SSRI-induced anxiety and even occasional panic attacks are hypothetically mediated by stimulating 5-HT2 receptors in the serotonin pathway that projects to the hippocampus and limbic cortex (12)."
"SSRI-induced insomnia is hypothetically mediated by stimulating 5-HT2 receptors in brain stem sleep centers, particularly the serotonergic pathway that projects to the cholinergic neurons in the lateral tegmentum. Stimulation of the 5-HT3 receptors both in CNS pathways such as the brain stem vomiting center and the pathway to hypothalamus, and the gut itself appears to be responsible for various
gastrointestinal side effects of the SSRIs (13) . Disinhibition of the serotonin pathway from brain stem to hypothalamus, which mediates aspects of appetite and eating behaviors, may be responsible for the reduced appetite, nausea, and even weight loss associated with SSRIs."

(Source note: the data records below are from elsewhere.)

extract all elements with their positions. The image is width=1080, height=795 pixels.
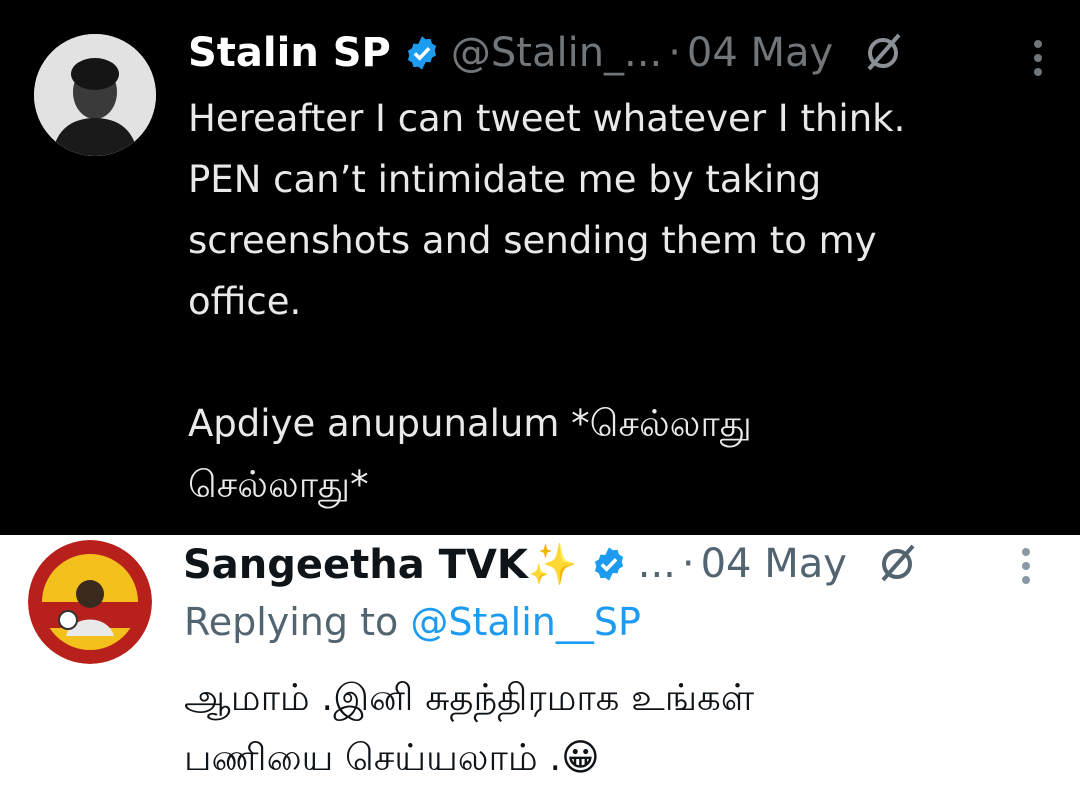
display-name[interactable]: Sangeetha TVK✨ [183, 541, 578, 588]
user-handle[interactable]: @Stalin_... [451, 30, 662, 76]
verified-badge-icon [590, 545, 628, 583]
separator-dot: · [681, 541, 695, 587]
tweet-header: Stalin SP @Stalin_... · 04 May [188, 28, 907, 78]
tweet-header: Sangeetha TVK✨ ... · 04 May [183, 540, 921, 588]
reply-prefix: Replying to [184, 600, 399, 644]
avatar[interactable] [28, 540, 152, 664]
tweet-stalin[interactable]: Stalin SP @Stalin_... · 04 May Hereafter… [0, 0, 1080, 535]
tweet-text: Hereafter I can tweet whatever I think. … [188, 97, 906, 506]
user-handle[interactable]: ... [638, 541, 676, 587]
verified-badge-icon [403, 34, 441, 72]
more-options-icon[interactable] [1034, 40, 1044, 82]
grok-icon[interactable] [859, 29, 907, 77]
tweet-text: ஆமாம் .இனி சுதந்திரமாக உங்கள் பணியை செய்… [184, 676, 755, 779]
display-name[interactable]: Stalin SP [188, 30, 391, 76]
avatar[interactable] [34, 34, 156, 156]
reply-handle-link[interactable]: @Stalin__SP [410, 600, 641, 644]
more-options-icon[interactable] [1022, 548, 1032, 590]
reply-context: Replying to @Stalin__SP [184, 600, 641, 644]
tweet-date[interactable]: 04 May [701, 541, 847, 587]
tweet-date[interactable]: 04 May [687, 30, 833, 76]
grok-icon[interactable] [873, 540, 921, 588]
separator-dot: · [668, 30, 681, 76]
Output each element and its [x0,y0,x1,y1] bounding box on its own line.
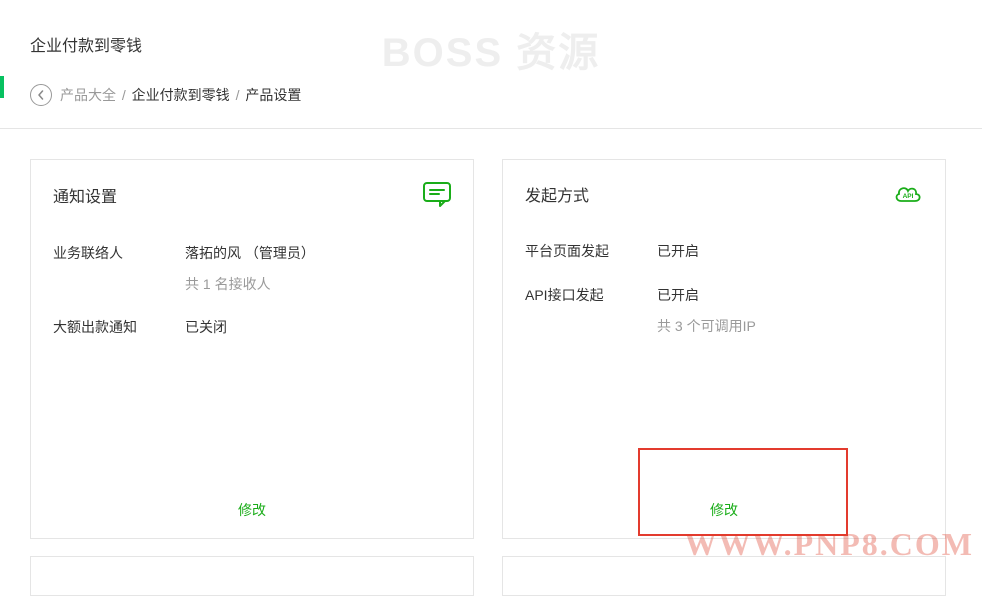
notify-modify-link[interactable]: 修改 [238,502,266,518]
back-icon[interactable] [30,84,52,106]
initiate-api-label: API接口发起 [525,284,657,306]
notify-large-value: 已关闭 [185,316,227,338]
api-cloud-icon: API [893,183,923,205]
svg-text:API: API [903,193,914,200]
notify-large-label: 大额出款通知 [53,316,185,338]
breadcrumb-sep: / [236,87,240,103]
breadcrumb: 产品大全 / 企业付款到零钱 / 产品设置 [30,84,952,106]
initiate-platform-label: 平台页面发起 [525,240,657,262]
initiate-platform-value: 已开启 [657,240,699,262]
breadcrumb-root[interactable]: 产品大全 [60,87,116,103]
message-icon [423,182,451,208]
card-stub [30,556,474,596]
content-area: 通知设置 业务联络人 落拓的风 （管理员） 共 1 名接收人 大额出款通知 已关… [0,129,982,569]
card-stub-row [30,556,952,596]
card-notify: 通知设置 业务联络人 落拓的风 （管理员） 共 1 名接收人 大额出款通知 已关… [30,159,474,539]
breadcrumb-current: 产品设置 [245,87,301,103]
card-initiate-title: 发起方式 [525,182,589,206]
card-initiate: 发起方式 API 平台页面发起 已开启 API接口发起 已开启 共 3 个可调用… [502,159,946,539]
notify-contact-sub: 共 1 名接收人 [185,274,451,294]
initiate-modify-link[interactable]: 修改 [710,502,738,518]
breadcrumb-sep: / [122,87,126,103]
card-stub [502,556,946,596]
notify-contact-value: 落拓的风 （管理员） [185,242,315,264]
notify-contact-label: 业务联络人 [53,242,185,264]
initiate-api-sub: 共 3 个可调用IP [657,316,923,336]
card-notify-title: 通知设置 [53,183,117,207]
page-title: 企业付款到零钱 [30,32,952,56]
breadcrumb-mid[interactable]: 企业付款到零钱 [132,87,230,103]
initiate-api-value: 已开启 [657,284,699,306]
page-header: BOSS 资源 企业付款到零钱 产品大全 / 企业付款到零钱 / 产品设置 [0,0,982,129]
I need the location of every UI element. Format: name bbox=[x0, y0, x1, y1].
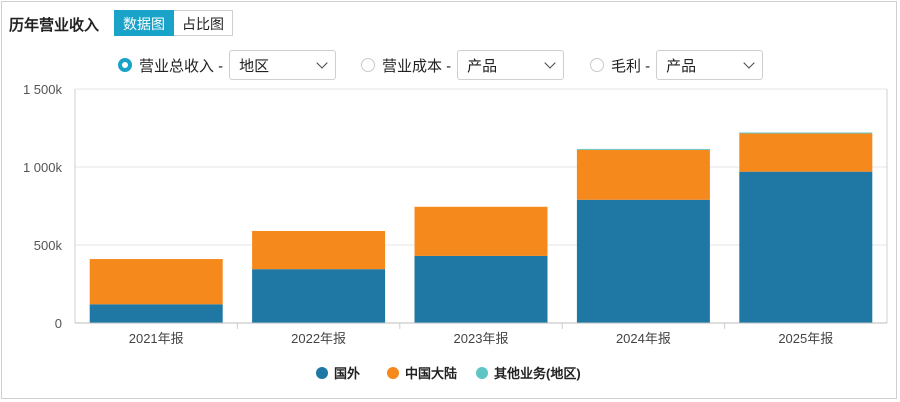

"The so called synaptic plasticity or neuroplasticity is the adaptive ability of the human brain. If the right neurons are stimulated with adequate intensity within certain time constraints, a long-term change occurs, such as alterations in dendritic function, synaptic remodeling, long-term potentiation, axonal sprouting, neurite extention, synaptogenesis, and even neurogenesis (25-27). This stimulation may result from environmental events or psychotropic drugs including the antidepressants. For a long period of time, much of the biological investigations in psychiatry has focused on synaptic pharmacology, especially on neurotransmitter turnover and neurotransmitter receptors, disregarding this brain-adaptive ability (26,27).
Recently, Hyman and Nestler proposed a framework for understanding psychotropic drug action "initiation and adaptation". This framework capitalizes on recent advances in molecular neurobiology and places acute and chronic drug effects in a functional context (26)."
It's a very good article!
Posted by Ana at June 2, 2008 04:34 AM
Don't know exactly where to put this, but know Sarah would want it:
http://www.nationalpost.com/news/canada/story.html?id=556812
Posted by noni at June 2, 2008 09:53 AM
As a studying physician, I think antidepressants are very over prescribed.
My solution would be to have depression conditions managed by specialists, and at least by psychiatrists. Having a general practitioner dispense SSRIs with no complimentary therapy to address possible underlying issues is the biggest problem with antidepression medication, at least as I see it. I think that the condition and treatment are so nuanced that they require additional training above and beyond what a general practitioner might have.
I know that antidepressant medication is very useful for some people, but has also become a crutch for physicians that want a quick and easy way to deal with psychosocial and emotional issues that have less cut and dry treatment procedures than "prescribe medication XX." I think this is one of the manifestations of the underlying problems in medical practice, but that is another rant. I think it is a false dilemma to say that one must either accept antidepressant treatment as it exists fully or completely cease manufacture of the medication. Some simply support a smarter usage of the medication.
I will close with saying that I think it is awful that patients like my best friend's mother, who after losing her husband of over 20 years to lung cancer, was prescribed antidepressants when she still felt grief about her husband's death -one month later-. Are we such a society that any negative emotion is to immediately be considered pathological?
Posted by Matt at June 3, 2008 07:07 PM
Matt, medical stuff isn't that straightforward either. Many drugs seem to exchange one health problem for another and doctors don't seem to pay enough attention to supplements or sometimes to special diets.
Prozac does create a quasi-drunken state sometimes. Prozac is like LSD or PCP, caffeine, and alcohol all combined in a capsule. There is also an impairment of judgment that makes the drug especially dangerous for females, young people, people with disabilities, elderly people, people in bad neighborhoods. . . I've just mentioned the majority of the population. Stay off that garbage. Prozac can also cause depression, anxiety, and obsessive-compulsive stuff.